Evaluation to the English Writing quality, generally should start with from language, content and three aspects of the structure of an article, and the evaluation of its speech quality is often started with from fluent degree (fluency), accuracy (accuracy) and three aspects of complicacy (complexity), complicacy is wherein observed from speech and two aspects of sentence respectively again.External existing composition points-scoring system is not passed judgment on principle because follow such second language writing, thereby it is not strong to the scoring specific aim of Chinese student's english composition, method is ineffective, the scoring of composition can only be adapted to, or automatic scoring can only be adapted to composition in certain examination to English being the student of mother tongue.
Therefore, all there is following shortcoming in above-mentioned three kinds of English composition automatic scoring systems:
1, Chinese student's english composition has the characteristics of himself, more than three kinds of systems automatic scoring specific aim of being used for Chinese student not strong, can not reflect the height of composition level objectively.
2, these three kinds of softwares can not be from the characteristics of comprehensive analysis student english composition.PEG only analyzes text feature the most basic in the composition, and as text size, average speech is long etc., its dependent variable but without analyse: IEA utilizes the Latent Semantic Analysis technology in the information retrieval, the main content of analyzing composition; And E-rater utilizes natural language processing technique, analyzes the syntactic features of composition, keep to the point degree and rhetorical structure, and other concrete variable also without analyse.

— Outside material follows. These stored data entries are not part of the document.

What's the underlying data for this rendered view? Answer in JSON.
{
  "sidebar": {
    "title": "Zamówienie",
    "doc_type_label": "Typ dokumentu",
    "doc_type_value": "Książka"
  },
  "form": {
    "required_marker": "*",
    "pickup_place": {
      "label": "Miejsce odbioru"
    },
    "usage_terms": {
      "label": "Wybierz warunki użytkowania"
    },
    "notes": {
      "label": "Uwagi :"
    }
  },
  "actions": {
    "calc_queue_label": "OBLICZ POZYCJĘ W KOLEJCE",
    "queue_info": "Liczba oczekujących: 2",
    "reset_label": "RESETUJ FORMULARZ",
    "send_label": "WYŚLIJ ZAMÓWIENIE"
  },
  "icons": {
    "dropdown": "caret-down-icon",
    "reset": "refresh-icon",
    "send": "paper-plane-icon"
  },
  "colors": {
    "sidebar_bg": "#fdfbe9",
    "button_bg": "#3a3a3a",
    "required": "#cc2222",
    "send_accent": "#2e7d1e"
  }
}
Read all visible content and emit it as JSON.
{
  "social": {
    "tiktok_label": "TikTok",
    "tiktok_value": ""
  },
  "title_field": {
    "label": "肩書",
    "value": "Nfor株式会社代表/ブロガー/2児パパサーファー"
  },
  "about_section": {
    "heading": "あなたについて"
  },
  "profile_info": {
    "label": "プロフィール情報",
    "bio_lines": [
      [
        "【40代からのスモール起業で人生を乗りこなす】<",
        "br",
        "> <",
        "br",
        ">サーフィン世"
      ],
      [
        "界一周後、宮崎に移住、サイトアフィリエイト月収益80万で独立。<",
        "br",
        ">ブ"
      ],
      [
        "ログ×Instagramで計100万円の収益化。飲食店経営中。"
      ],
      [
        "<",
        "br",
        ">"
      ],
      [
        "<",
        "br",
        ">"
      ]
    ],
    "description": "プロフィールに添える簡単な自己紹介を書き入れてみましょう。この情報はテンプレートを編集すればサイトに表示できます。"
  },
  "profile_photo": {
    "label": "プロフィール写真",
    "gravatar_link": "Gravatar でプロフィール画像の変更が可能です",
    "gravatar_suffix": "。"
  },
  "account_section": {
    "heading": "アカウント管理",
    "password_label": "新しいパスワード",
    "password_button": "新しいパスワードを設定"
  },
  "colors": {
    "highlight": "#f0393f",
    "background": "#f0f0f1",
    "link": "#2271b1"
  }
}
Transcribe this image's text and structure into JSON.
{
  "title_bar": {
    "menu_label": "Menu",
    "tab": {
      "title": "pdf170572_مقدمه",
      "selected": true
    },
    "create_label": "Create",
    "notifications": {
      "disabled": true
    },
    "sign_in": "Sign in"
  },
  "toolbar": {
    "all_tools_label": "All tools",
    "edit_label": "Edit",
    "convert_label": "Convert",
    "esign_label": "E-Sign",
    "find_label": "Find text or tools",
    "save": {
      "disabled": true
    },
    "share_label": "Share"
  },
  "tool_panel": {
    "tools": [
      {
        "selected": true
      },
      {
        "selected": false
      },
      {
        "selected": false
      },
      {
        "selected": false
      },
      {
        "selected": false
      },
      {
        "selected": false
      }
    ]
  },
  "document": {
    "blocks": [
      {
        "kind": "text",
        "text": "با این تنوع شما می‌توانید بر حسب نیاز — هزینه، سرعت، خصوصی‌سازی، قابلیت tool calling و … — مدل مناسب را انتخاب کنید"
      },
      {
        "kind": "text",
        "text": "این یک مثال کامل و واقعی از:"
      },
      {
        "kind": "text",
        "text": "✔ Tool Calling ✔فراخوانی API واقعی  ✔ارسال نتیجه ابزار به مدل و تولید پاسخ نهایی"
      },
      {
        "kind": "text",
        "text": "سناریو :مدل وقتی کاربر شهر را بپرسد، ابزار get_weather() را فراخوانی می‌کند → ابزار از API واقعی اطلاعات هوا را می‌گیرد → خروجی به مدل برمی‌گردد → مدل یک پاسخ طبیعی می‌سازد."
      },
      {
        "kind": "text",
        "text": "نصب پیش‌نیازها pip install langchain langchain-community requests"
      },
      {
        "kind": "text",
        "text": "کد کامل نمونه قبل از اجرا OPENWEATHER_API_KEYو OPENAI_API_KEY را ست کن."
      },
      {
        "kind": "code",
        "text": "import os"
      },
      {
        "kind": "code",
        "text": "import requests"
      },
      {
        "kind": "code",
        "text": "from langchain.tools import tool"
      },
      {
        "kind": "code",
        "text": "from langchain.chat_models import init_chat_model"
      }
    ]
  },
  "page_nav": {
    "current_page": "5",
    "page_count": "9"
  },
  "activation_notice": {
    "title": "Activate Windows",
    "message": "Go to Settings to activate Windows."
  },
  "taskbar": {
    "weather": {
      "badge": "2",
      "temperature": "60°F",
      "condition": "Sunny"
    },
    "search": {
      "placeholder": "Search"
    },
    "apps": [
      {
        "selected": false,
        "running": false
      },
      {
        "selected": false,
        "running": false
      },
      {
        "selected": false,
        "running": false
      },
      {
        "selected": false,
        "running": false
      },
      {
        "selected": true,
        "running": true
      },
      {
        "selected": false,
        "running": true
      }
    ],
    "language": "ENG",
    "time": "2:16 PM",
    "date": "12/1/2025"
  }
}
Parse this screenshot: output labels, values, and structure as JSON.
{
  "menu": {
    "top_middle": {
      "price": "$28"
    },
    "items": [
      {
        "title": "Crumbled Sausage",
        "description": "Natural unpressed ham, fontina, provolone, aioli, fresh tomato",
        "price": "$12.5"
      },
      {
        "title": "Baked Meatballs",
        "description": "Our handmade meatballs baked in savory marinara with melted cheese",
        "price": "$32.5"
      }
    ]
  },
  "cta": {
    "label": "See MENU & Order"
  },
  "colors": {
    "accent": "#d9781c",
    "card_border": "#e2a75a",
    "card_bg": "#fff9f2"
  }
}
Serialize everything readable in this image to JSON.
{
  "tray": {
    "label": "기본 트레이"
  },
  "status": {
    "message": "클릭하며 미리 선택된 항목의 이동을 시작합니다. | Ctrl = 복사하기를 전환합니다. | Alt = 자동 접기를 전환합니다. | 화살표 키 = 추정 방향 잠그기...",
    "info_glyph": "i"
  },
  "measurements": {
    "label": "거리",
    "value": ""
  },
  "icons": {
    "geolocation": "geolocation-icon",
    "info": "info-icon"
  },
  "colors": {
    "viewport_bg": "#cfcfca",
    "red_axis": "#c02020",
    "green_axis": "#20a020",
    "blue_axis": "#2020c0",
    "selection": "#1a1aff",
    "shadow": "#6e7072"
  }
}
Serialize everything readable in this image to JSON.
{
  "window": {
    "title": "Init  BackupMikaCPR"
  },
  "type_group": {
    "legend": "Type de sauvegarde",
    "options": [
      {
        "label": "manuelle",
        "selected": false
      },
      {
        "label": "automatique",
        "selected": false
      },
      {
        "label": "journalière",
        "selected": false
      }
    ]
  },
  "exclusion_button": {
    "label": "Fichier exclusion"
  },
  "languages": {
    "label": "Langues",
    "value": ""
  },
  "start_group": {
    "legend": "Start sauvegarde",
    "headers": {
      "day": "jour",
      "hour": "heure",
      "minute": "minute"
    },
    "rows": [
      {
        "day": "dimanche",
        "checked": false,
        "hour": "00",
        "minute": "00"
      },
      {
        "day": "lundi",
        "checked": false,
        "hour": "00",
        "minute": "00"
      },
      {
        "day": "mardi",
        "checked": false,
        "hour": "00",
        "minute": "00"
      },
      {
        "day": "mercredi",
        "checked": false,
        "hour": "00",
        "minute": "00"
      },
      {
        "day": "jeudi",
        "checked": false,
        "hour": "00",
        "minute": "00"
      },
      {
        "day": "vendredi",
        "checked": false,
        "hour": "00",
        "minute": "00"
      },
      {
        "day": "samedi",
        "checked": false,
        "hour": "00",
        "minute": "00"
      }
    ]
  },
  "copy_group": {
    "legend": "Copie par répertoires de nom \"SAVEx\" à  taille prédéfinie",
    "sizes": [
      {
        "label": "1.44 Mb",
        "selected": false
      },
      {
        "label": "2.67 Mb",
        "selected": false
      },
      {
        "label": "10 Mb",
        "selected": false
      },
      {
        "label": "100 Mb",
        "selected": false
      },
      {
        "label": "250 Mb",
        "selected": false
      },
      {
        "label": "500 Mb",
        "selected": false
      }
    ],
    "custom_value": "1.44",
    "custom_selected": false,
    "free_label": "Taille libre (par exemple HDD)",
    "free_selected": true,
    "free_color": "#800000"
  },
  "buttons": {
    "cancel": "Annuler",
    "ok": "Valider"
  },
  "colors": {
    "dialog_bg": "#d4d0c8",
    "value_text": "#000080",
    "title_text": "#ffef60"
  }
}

Three, summary of the invention
Purpose of the present invention will overcome the shortcoming of above-mentioned automatic scoring system just, a kind of suitable Chinese student's English composition automatic scoring system is provided, the characteristics of aspects and as judging basis in the composition of this system synthesis, english composition to Chinese student carries out automatic scoring, can realize the extensive scoring of english composition.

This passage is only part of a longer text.